Ook veel Indiërs op safari. Claudia zegt dat die altijd net kijken of ze iets vies geroken hebben. Veeleisend kunnen ze ook zijn. Keuze uit acht hoofdgerechten op het menu, maar een heer aan de tafel naast ons wenste toch persé iets anders op zijn bordje. En kreeg nog zijn zin ook.

De mooiste show van de hele week, het hoofdspektakel, was de gnoetrek, de migration van kuddes van duizenden en duizenden gnoes plus een paar meeliftende zebra`s. Zover als je kunt kijken, tot aan de horizon één bruine blatende massa. Allemaal op zoek naar sappig groen gras. Ik heb ergens gelezen dat er 1,2 miljoen gnoes zijn in de Serengeti en de Masai Mara en ik denk dat wij er in drie dagen Serengeti toch minstens 50.000 van gezien hebben. Een indrukwekkend, onvergetelijk schouwspel.


Gnoeoeoeoeoeoeoeoes


Na de Serengeti terug naar de krater.
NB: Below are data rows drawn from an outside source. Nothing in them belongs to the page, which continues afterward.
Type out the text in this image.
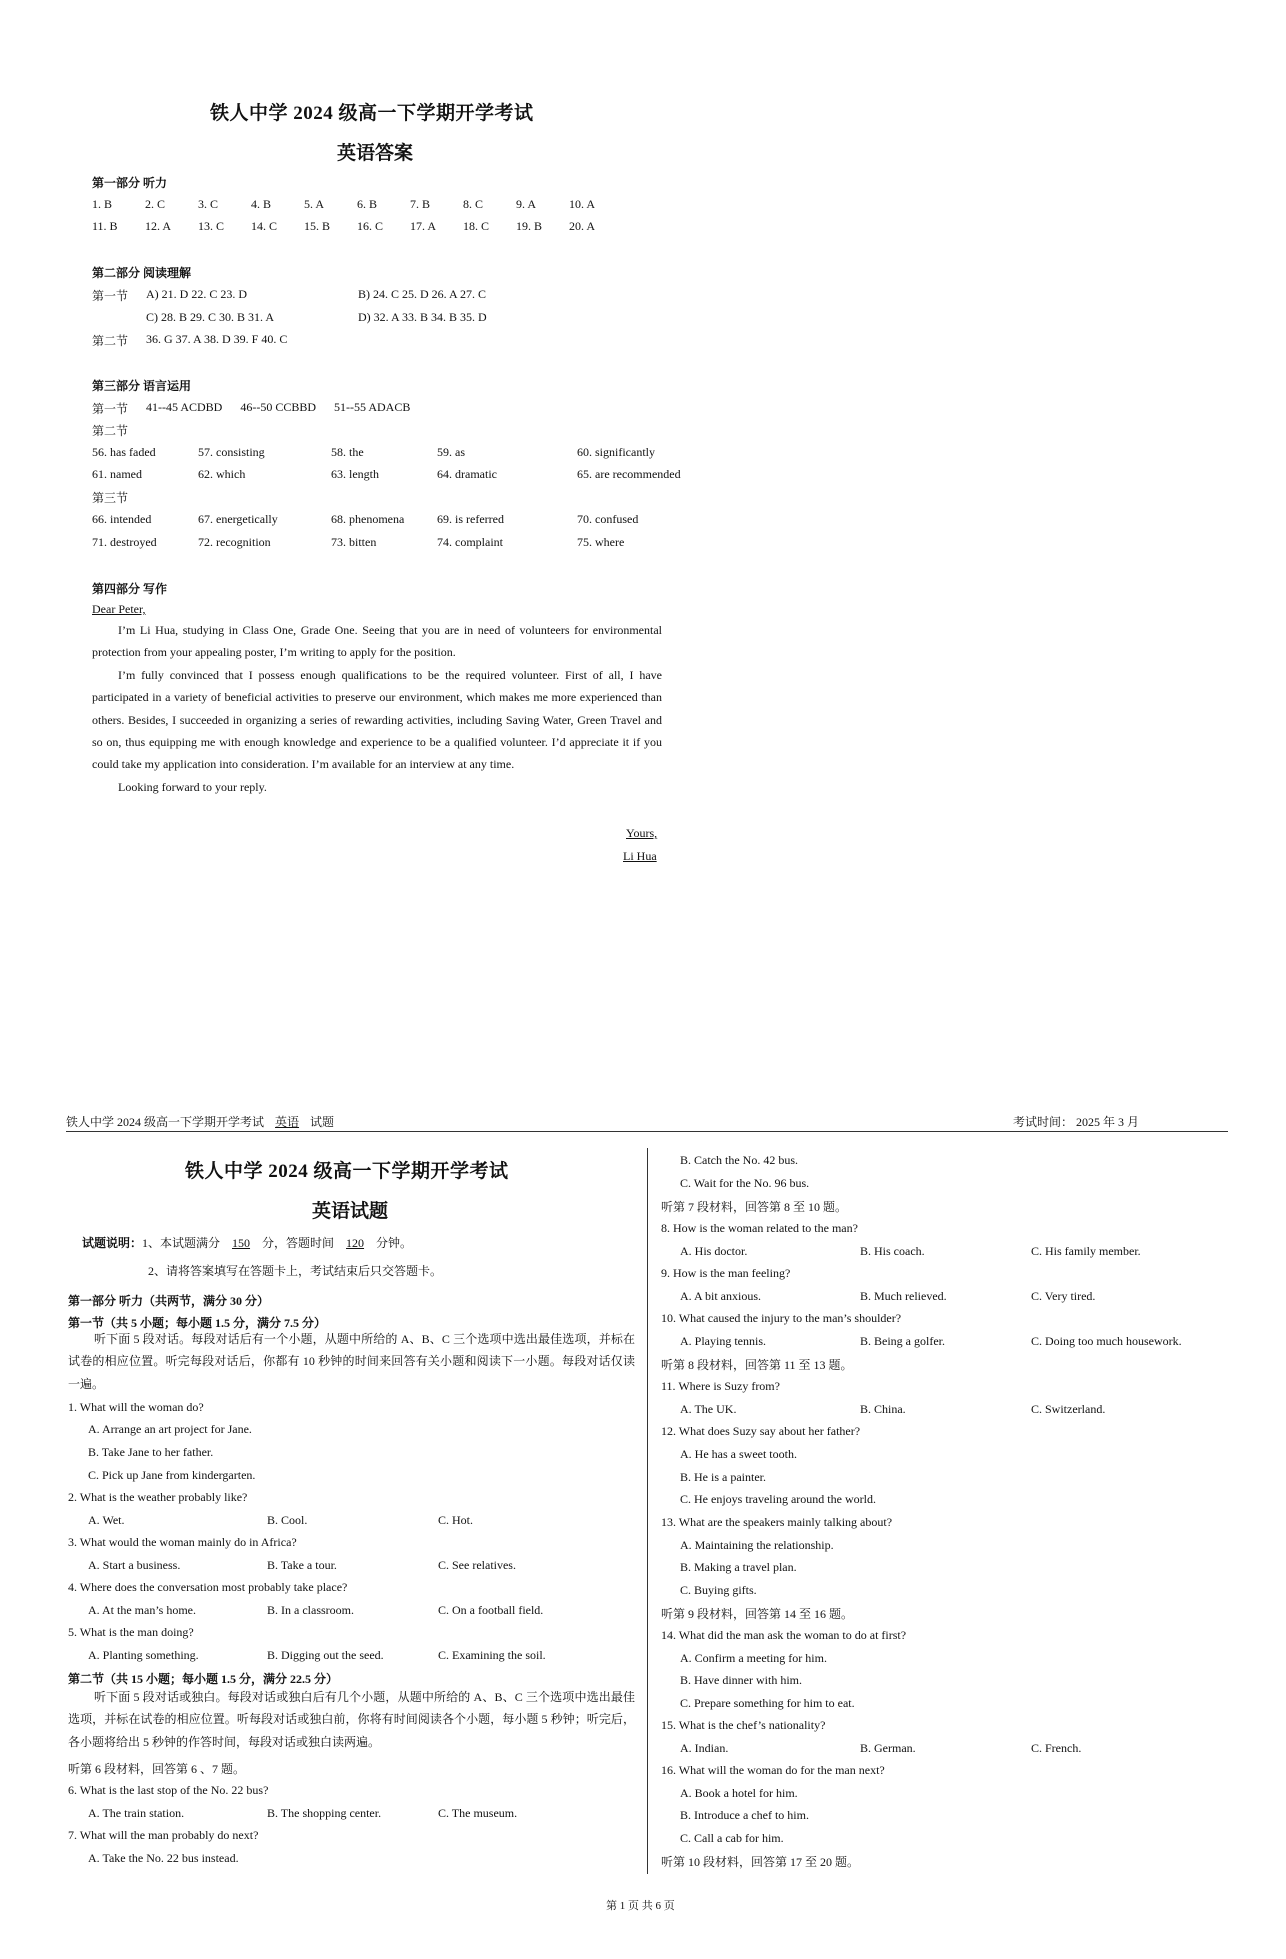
铁人中学 2024 级高一下学期开学考试
英语答案
第一部分 听力
1. B	2. C	3. C	4. B	5. A	6. B	7. B	8. C	9. A	10. A
11. B 12. A 13. C 14. C 15. B 16. C 17. A 18. C 19. B 20. A
第二部分 阅读理解
第一节 A) 21. D 22. C 23. D	B) 24. C 25. D 26. A 27. C
C) 28. B 29. C 30. B 31. A	D) 32. A 33. B 34. B 35. D
第二节 36. G 37. A 38. D 39. F 40. C
第三部分 语言运用
第一节 41--45 ACDBD      46--50 CCBBD      51--55 ADACB
第二节
56. has faded	57. consisting	58. the	59. as	60. significantly
61. named	62. which	63. length	64. dramatic	65. are recommended
第三节
66. intended	67. energetically	68. phenomena	69. is referred	70. confused
71. destroyed	72. recognition	73. bitten	74. complaint	75. where
第四部分 写作
Dear Peter,

I’m Li Hua, studying in Class One, Grade One. Seeing that you are in need of volunteers for environmental protection from your appealing poster, I’m writing to apply for the position.

I’m fully convinced that I possess enough qualifications to be the required volunteer. First of all, I have participated in a variety of beneficial activities to preserve our environment, which makes me more experienced than others. Besides, I succeeded in organizing a series of rewarding activities, including Saving Water, Green Travel and so on, thus equipping me with enough knowledge and experience to be a qualified volunteer. I’d appreciate it if you could take my application into consideration. I’m available for an interview at any time.

Looking forward to your reply.

Yours,
Li Hua
铁人中学 2024 级高一下学期开学考试 英语 试题	考试时间： 2025 年 3 月
铁人中学 2024 级高一下学期开学考试
英语试题
试题说明：1、本试题满分 150 分，答题时间 120 分钟。
2、请将答案填写在答题卡上，考试结束后只交答题卡。
第一部分 听力（共两节，满分 30 分）
第一节（共 5 小题；每小题 1.5 分，满分 7.5 分）

听下面 5 段对话。每段对话后有一个小题，从题中所给的 A、B、C 三个选项中选出最佳选项，并标在试卷的相应位置。听完每段对话后，你都有 10 秒钟的时间来回答有关小题和阅读下一小题。每段对话仅读一遍。

1. What will the woman do?
A. Arrange an art project for Jane.
B. Take Jane to her father.
C. Pick up Jane from kindergarten.
2. What is the weather probably like?
A. Wet.	B. Cool.	C. Hot.
3. What would the woman mainly do in Africa?
A. Start a business.	B. Take a tour.	C. See relatives.
4. Where does the conversation most probably take place?
A. At the man’s home.	B. In a classroom.	C. On a football field.
5. What is the man doing?
A. Planting something.	B. Digging out the seed.	C. Examining the soil.
第二节（共 15 小题；每小题 1.5 分，满分 22.5 分）

听下面 5 段对话或独白。每段对话或独白后有几个小题，从题中所给的 A、B、C 三个选项中选出最佳选项，并标在试卷的相应位置。听每段对话或独白前，你将有时间阅读各个小题，每小题 5 秒钟；听完后，各小题将给出 5 秒钟的作答时间，每段对话或独白读两遍。

听第 6 段材料，回答第 6 、7 题。
6. What is the last stop of the No. 22 bus?
A. The train station.	B. The shopping center.	C. The museum.
7. What will the man probably do next?
A. Take the No. 22 bus instead.
B. Catch the No. 42 bus.
C. Wait for the No. 96 bus.
听第 7 段材料，回答第 8 至 10 题。
8. How is the woman related to the man?
A. His doctor.	B. His coach.	C. His family member.
9. How is the man feeling?
A. A bit anxious.	B. Much relieved.	C. Very tired.
10. What caused the injury to the man’s shoulder?
A. Playing tennis.	B. Being a golfer.	C. Doing too much housework.
听第 8 段材料，回答第 11 至 13 题。
11. Where is Suzy from?
A. The UK.	B. China.	C. Switzerland.
12. What does Suzy say about her father?
A. He has a sweet tooth.
B. He is a painter.
C. He enjoys traveling around the world.
13. What are the speakers mainly talking about?
A. Maintaining the relationship.
B. Making a travel plan.
C. Buying gifts.
听第 9 段材料，回答第 14 至 16 题。
14. What did the man ask the woman to do at first?
A. Confirm a meeting for him.
B. Have dinner with him.
C. Prepare something for him to eat.
15. What is the chef’s nationality?
A. Indian.	B. German.	C. French.
16. What will the woman do for the man next?
A. Book a hotel for him.
B. Introduce a chef to him.
C. Call a cab for him.
听第 10 段材料，回答第 17 至 20 题。
第 1 页 共 6 页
Fris daar: iedereen kreeg `s nachts een warme kruik tussen de lakens gestopt. Toch nog een flinke verkoudheid opgelopen.
Een aards paradijs die krater, alle dieren huppelen er vrolijk en vredig door elkaar. Maar ja, er liggen toch hier en daar botten en schedels op de grond, dus de leeuwen en leopards zullen wel geen vegetariërs zijn en er zal af en toe wel eens bloed vloeien.
Voor het eerst van mijn leven heb ik daar een serval kat gezien, een soort mini leopard. Wandelde zomaar even langs. Emanuel had tevoren gewaarschuwd dat die katten ongeluk brengen, en verdomd: `s ochtends had hij met zijn hand tussen de autodeur bekneld gezeten en was `n stukje van zijn vinger kwijtgeraakt en even later, terwijl we omringd waren door negen leeuwen, kreeg hij de motor niet meer gestart.

Om ze te eren voor hun verdiensten voor de bescherming van het Tanzaniaanse wild staat op de kraterrand een monument voor Bernard Grzimek en zijn zoon Michael die hier in 1959, 25 jaar oud, met zijn vliegtuigje is neergestort. Pa Bernard is in 1987 in Duitsland gecremeerd en zijn as is hier uitgestrooid.


Het Grzimek monument op de kraterrand
Ik heb veel genoten die vijf dagen in de wilde natuur, maar ook veel gevloekt. Op mijn camera. Geen of slecht contact met de lens en daarom zijn veel foto`s onscherp, over- of onderbelicht, zijn slecht van kleur en heel vaak miste ik mooie fotomomenten omdat hij het gewoon niet deed.

Donderdagmiddag terug richting Arusha en onderweg een paar keer gestopt voor souvenirs. Tanzania is de enige plek op aarde waar Tanzanite gevonden wordt, een blauwe edelsteen. Ik hou altijd wel van stenen dus dat leek me wel een toepasselijk souvenir. `Hoeveel kost deze hier bijvoorbeeld?`, vroeg ik aan de Indiase eigenaar van een souvenirwinkel. Hij pakte een rekenmachine, toetste wat getallen in en zei: `deze is 17000 US dollar!!!!`
Het zijn toch maar T-shirts en Masaikraaltjes geworden.

Terug naar de Planet lodge, dit keer echt helemaal alleen voor ons, en de volgende morgen leverde Emanuel ons weer af op Kilimanjaro airport.
En op vrijdag 13 april, precies om 13 uur, landden we weer veilig in Entebbe.